Stürenburg-Geschichten

Stürenburg-Geschichten

Als die Menschen ihre Abende noch ohne Fernsehen, Radio und ohne Schriften beschließen mussten, saßen sie gemeinsam am Feuer und erzählten sich Geschichten. Daraus wurden später unsere Märchen. Gefangen in ihren Traditionen treffen sich Vermessungsrat a.D. Stürenburg und andere – heute würde man sie als Mittelklasse bezeichnen – und frönen der Lagerfeuer-Romantik beim Tee. Der Krieg (der zweite Weltkrieg) ist vorbei.

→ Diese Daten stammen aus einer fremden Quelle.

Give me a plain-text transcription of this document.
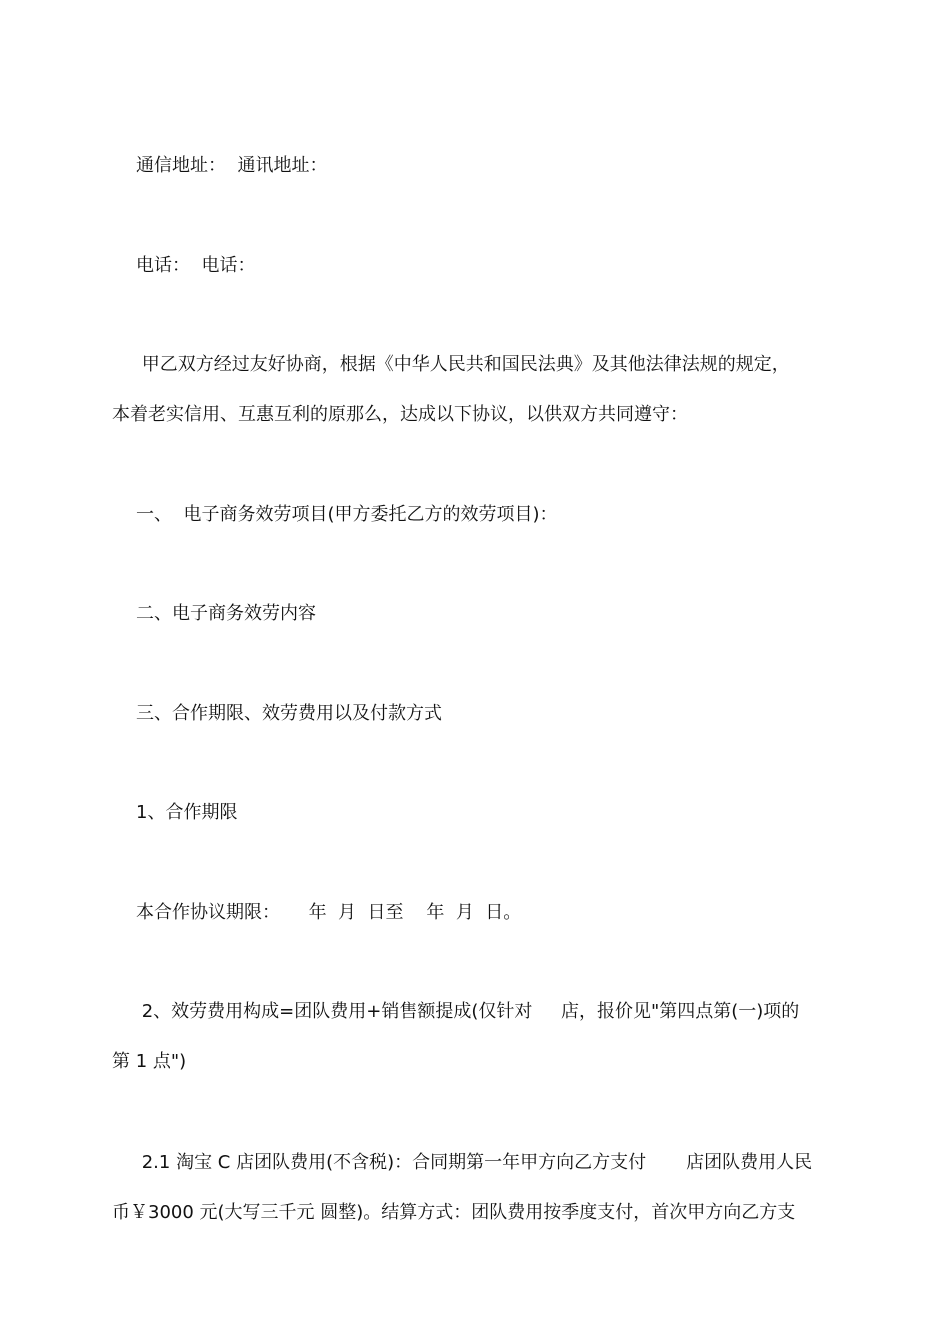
通信地址：  通讯地址：
电话：  电话：
甲乙双方经过友好协商，根据《中华人民共和国民法典》及其他法律法规的规定，
本着老实信用、互惠互利的原那么，达成以下协议，以供双方共同遵守：
一、  电子商务效劳项目(甲方委托乙方的效劳项目)：
二、电子商务效劳内容
三、合作期限、效劳费用以及付款方式
1、合作期限
本合作协议期限：     年  月  日至    年  月  日。
2、效劳费用构成=团队费用+销售额提成(仅针对     店，报价见"第四点第(一)项的
第 1 点")
2.1 淘宝 C 店团队费用(不含税)：合同期第一年甲方向乙方支付       店团队费用人民
币￥3000 元(大写三千元 圆整)。结算方式：团队费用按季度支付，首次甲方向乙方支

Aufbruchstimmung im ganzen Land.

Der Mittsiebziger Stürenburg fasziniert die Witwe von Dr. Waring und ihre Nichte Emmeline, den Apotheker Dettmer, das Faktotum Hagemann und den Erzähler mit seinen – für moderne, an knackig aneinandergereihte Höhepunkte gewöhnte, Ohren langweiligen – Geschichten. Ja, er hatte ein erfülltes Leben, der Herr Vermessungsrat a.D. Stürenburg. Seiner Meinung nach. Heute amüsieren wir uns über seine spannungsgeladenen Bonmots. Keiner aus der Runde würde es wagen, dem hochangesehenen Rat die Stirn zu bieten. Preußische Ergebenheit vor dem Range des Erzählenden verbietet das.

Arno Schmidt war ein Berserker der deutschen Nachkriegsliteratur. Unermüdlich schrieb er. Und schrieb und schrieb und schrieb. Bis er darüber zusammenbrach. Seine Schilderungen der Bundesrepublik nach dem Naziterror gehören zum Besten und Eindringlichsten, was die deutsche Literatenszene hervorgebracht hat. Die Geschichten Stürenburgs – Schmidt höchstpersönlich – erzeugen Befremden und Spannung zugleich. Das Ende sieht keiner so kommen. Arno Schmidts Werk ist so umfangreich, dass es nur wenigen vorbehalten ist, es komplett zu erfassen. Intellekt trifft Gebrüder Grimm? Stürenburg als moderner Münchhausen? Nein. Stürenburg – Schmidt – ist einzigartig. Wer ihn nicht liest, verpasst etwas. Hervorragender Einstieg in die Sphäre Arno Schmidt.